Description
Step up your breakfast game with this tart, filling dutch baby pancake complete with sweet vanilla mascarpone and fresh summer berries.
Ingredients
Scale
Vanilla Mascarpone
- ¼ cup heavy cream
- ¼ cup mascarpone cheese
- 1 tsp vanilla extract
- 2½ tbsp sugar
Dutch Baby:
- 3 eggs
- 2/3 cup nonfat milk
- ½ tsp vanilla extract
- 1 tbsp lemon juice
- ¼ cup + 1 tbsp sugar
- 2/3 cup flour
- pinch cinnamon
- pinch salt
- 2 tbsp butter
- 1 cup berries
- optional: powdered sugar and for dusting
Instructions
- First, make the vanilla mascarpone by combining the heavy cream, mascarpone, vanilla extract, and sugar in a stand mixer. Set aside.
- Preheat oven to 450.
- Put the skillet in the oven and let heat up while you mix together the dutch babies.
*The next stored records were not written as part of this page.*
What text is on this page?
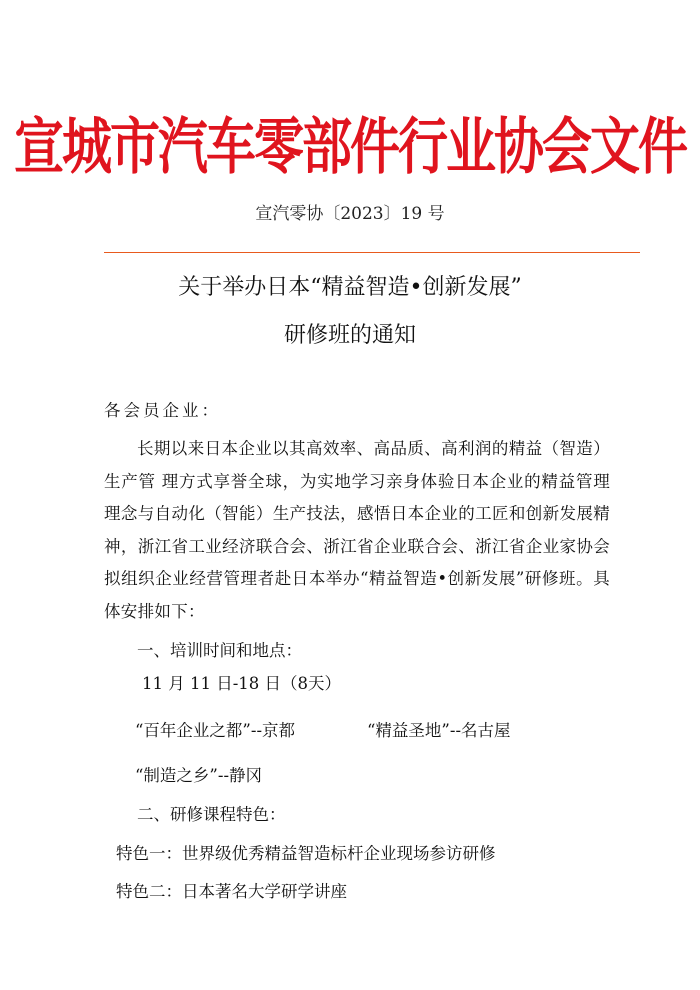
宣城市汽车零部件行业协会文件
宣汽零协〔2023〕19 号
关于举办日本“精益智造•创新发展”
研修班的通知
各会员企业：
长期以来日本企业以其高效率、高品质、高利润的精益（智造）生产管 理方式享誉全球，为实地学习亲身体验日本企业的精益管理理念与自动化（智能）生产技法，感悟日本企业的工匠和创新发展精神，浙江省工业经济联合会、浙江省企业联合会、浙江省企业家协会拟组织企业经营管理者赴日本举办“精益智造•创新发展”研修班。具体安排如下：
一、培训时间和地点：
11 月 11 日-18 日（8天）
“百年企业之都”--京都	“精益圣地”--名古屋
“制造之乡”--静冈
二、研修课程特色：
特色一：世界级优秀精益智造标杆企业现场参访研修
特色二：日本著名大学研学讲座
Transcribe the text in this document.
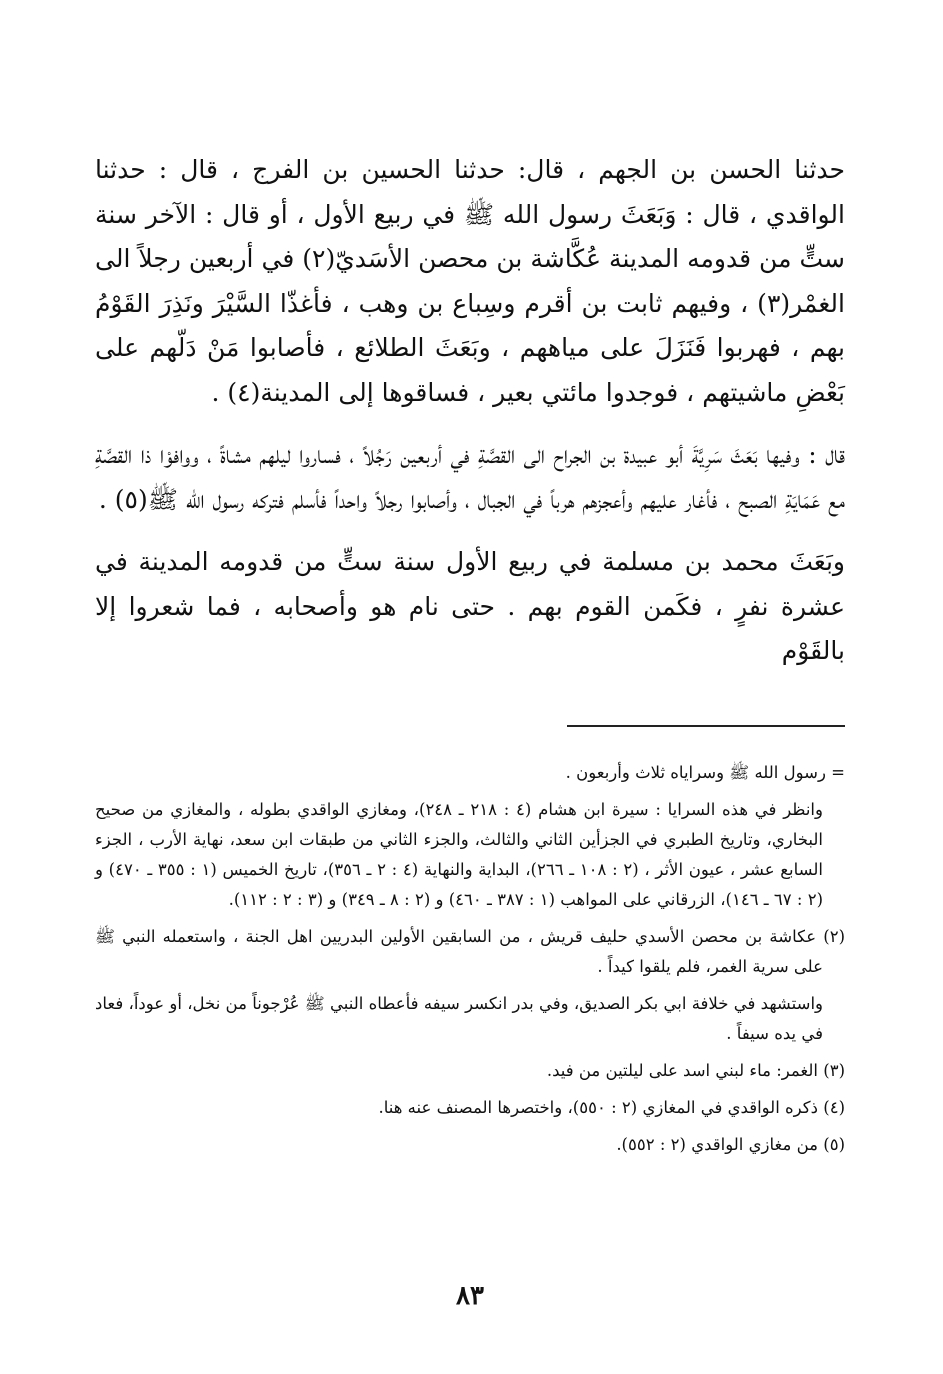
حدثنا الحسن بن الجهم ، قال: حدثنا الحسين بن الفرج ، قال : حدثنا الواقدي ، قال : وَبَعَثَ رسول الله ﷺ في ربيع الأول ، أو قال : الآخر سنة ستٍّ من قدومه المدينة عُكَّاشة بن محصن الأسَديّ(٢) في أربعين رجلاً الى الغمْر(٣) ، وفيهم ثابت بن أقرم وسِباع بن وهب ، فأغذّا السَّيْرَ ونَذِرَ القَوْمُ بهم ، فهربوا فَنَزَلَ على مياههم ، وبَعَثَ الطلائع ، فأصابوا مَنْ دَلّهم على بَعْضِ ماشيتهم ، فوجدوا مائتي بعير ، فساقوها إلى المدينة(٤) .

قال : وفيها بَعَثَ سَرِيَّةَ أبو عبيدة بن الجراح الى القصَّةِ في أربعين رَجُلاً ، فساروا ليلهم مشاةً ، ووافوْا ذا القصَّةِ مع عَمَايَةِ الصبح ، فأغار عليهم وأعجزهم هرباً في الجبال ، وأصابوا رجلاً واحداً فأسلم فتركه رسول الله ﷺ(٥) .

وبَعَثَ محمد بن مسلمة في ربيع الأول سنة ستٍّ من قدومه المدينة في عشرة نفرٍ ، فكَمن القوم بهم . حتى نام هو وأصحابه ، فما شعروا إلا بالقَوْم

= رسول الله ﷺ وسراياه ثلاث وأربعون .

وانظر في هذه السرايا : سيرة ابن هشام (٤ : ٢١٨ ـ ٢٤٨)، ومغازي الواقدي بطوله ، والمغازي من صحيح البخاري، وتاريخ الطبري في الجزأين الثاني والثالث، والجزء الثاني من طبقات ابن سعد، نهاية الأرب ، الجزء السابع عشر ، عيون الأثر ، (٢ : ١٠٨ ـ ٢٦٦)، البداية والنهاية (٤ : ٢ ـ ٣٥٦)، تاريخ الخميس (١ : ٣٥٥ ـ ٤٧٠) و (٢ : ٦٧ ـ ١٤٦)، الزرقاني على المواهب (١ : ٣٨٧ ـ ٤٦٠) و (٢ : ٨ ـ ٣٤٩) و (٣ : ٢ : ١١٢).

(٢) عكاشة بن محصن الأسدي حليف قريش ، من السابقين الأولين البدريين اهل الجنة ، واستعمله النبي ﷺ على سرية الغمر، فلم يلقوا كيداً .

واستشهد في خلافة ابي بكر الصديق، وفي بدر انكسر سيفه فأعطاه النبي ﷺ عُرْجوناً من نخل، أو عوداً، فعاد في يده سيفاً .

(٣) الغمر: ماء لبني اسد على ليلتين من فيد.

(٤) ذكره الواقدي في المغازي (٢ : ٥٥٠)، واختصرها المصنف عنه هنا.

(٥) من مغازي الواقدي (٢ : ٥٥٢).

٨٣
- In a medium-size bowl, mix together the eggs, milk, vanilla, lemon juice, and sugar. Stir in the flour, cinnamon, and salt.
- Remove the skillet from the oven and melt the 2 tbsp of butter evenly. Add in the batter and bake for around 20 minutes or until golden-brown. If the top begins to burn, place foil over the top for the remainder of the baking time.
- Serve topped with the vanilla mascarpone whipped cream, berries, and lemon slices to garnish.